Wednesday, December 31, 2008

On Marx's Capital

In 1867, the first volume of Marx’s magnum opus Das Kapital was published in Hamburg. Marx’s analyses of capitalism were rigorous and comprehensive. The work dealt with important Marxian concepts such as the division of labor (and a description of the degeneration of the social lives of workers to a thing-like status as mere tools of capitalists), surplus value (the observation that workers do not receive the use-value, but only the exchange-value of their labor), and the industrial reserve army (the account of how unemployment harms workers but tends to benefit capitalists by keeping down the price of labor). However, these detailed analyses and evaluations of existing capitalist societies stand in stark contrast to the comparatively superficial treatment of his conception of the economic workings of socialism.

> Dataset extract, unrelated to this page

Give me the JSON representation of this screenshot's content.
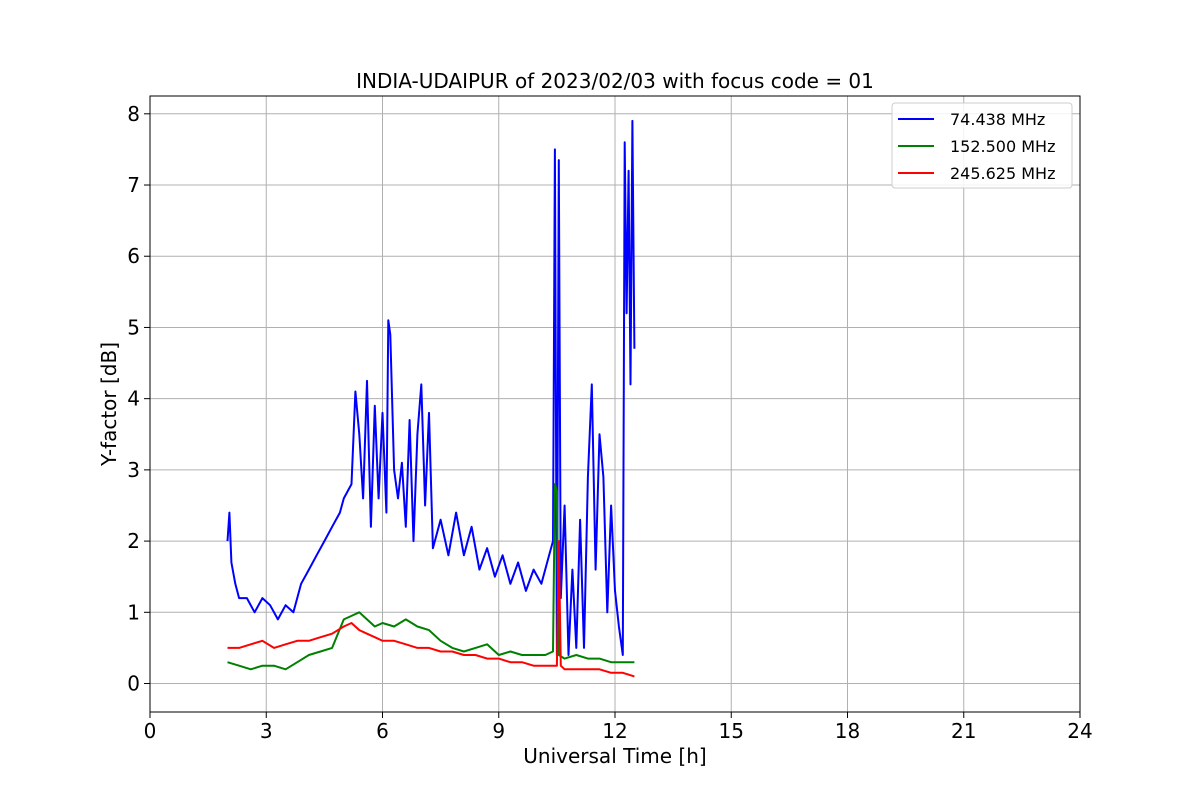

As Lenin once said, "Marx did not leave us a 'Logic' (with a capital 'L'), but he did leave us the logic of 'Capital'". Above all political and economical implications, Das Kapital is the place where Marx's original Dialectic appears in its full difference from Hegel's (Dialectical) Logic. For Marx, such a single and abstract "Dialectical Logic" is impossible because humans deal each time with "the specific logic of a specific subject" ("die eigenthümlishe Logik des eigenthümlishen Gegenstandes", as Marx said once in Zur Kritik der Hegelschen Rechtsphilosophie). So the dialectical "flow" of categories, each one into the next one, appears here primarily as the self-movement of Capital and production, and not as a self-movement of "pure" logical entities. Structurally, this opens a way to detecting various kinds of dialectical oppositions and contradictions, and also various kinds of measures and quantity/quality relations (structural options both neglected in Hegel's Logic).

In addition, Marx's "logic of Capital", as compared to Hegel's Logic, presupposes a different ontological status for logical concepts, and even a different status for dialectical demonstration (the latter is actually represented by the text of Das Kapital as a whole). To put the point in one statement, Marx's "logic of Capital" proved out to embody a kind of "materialistic Dialectic" which was not only ontologically but even structurally different from the one developed in Hegel's Logic. For me personally, this methodological implication of Das Kapital seems to exceed in its philosophical importance all that had been said there about the "division of labor", "surplus value" etc.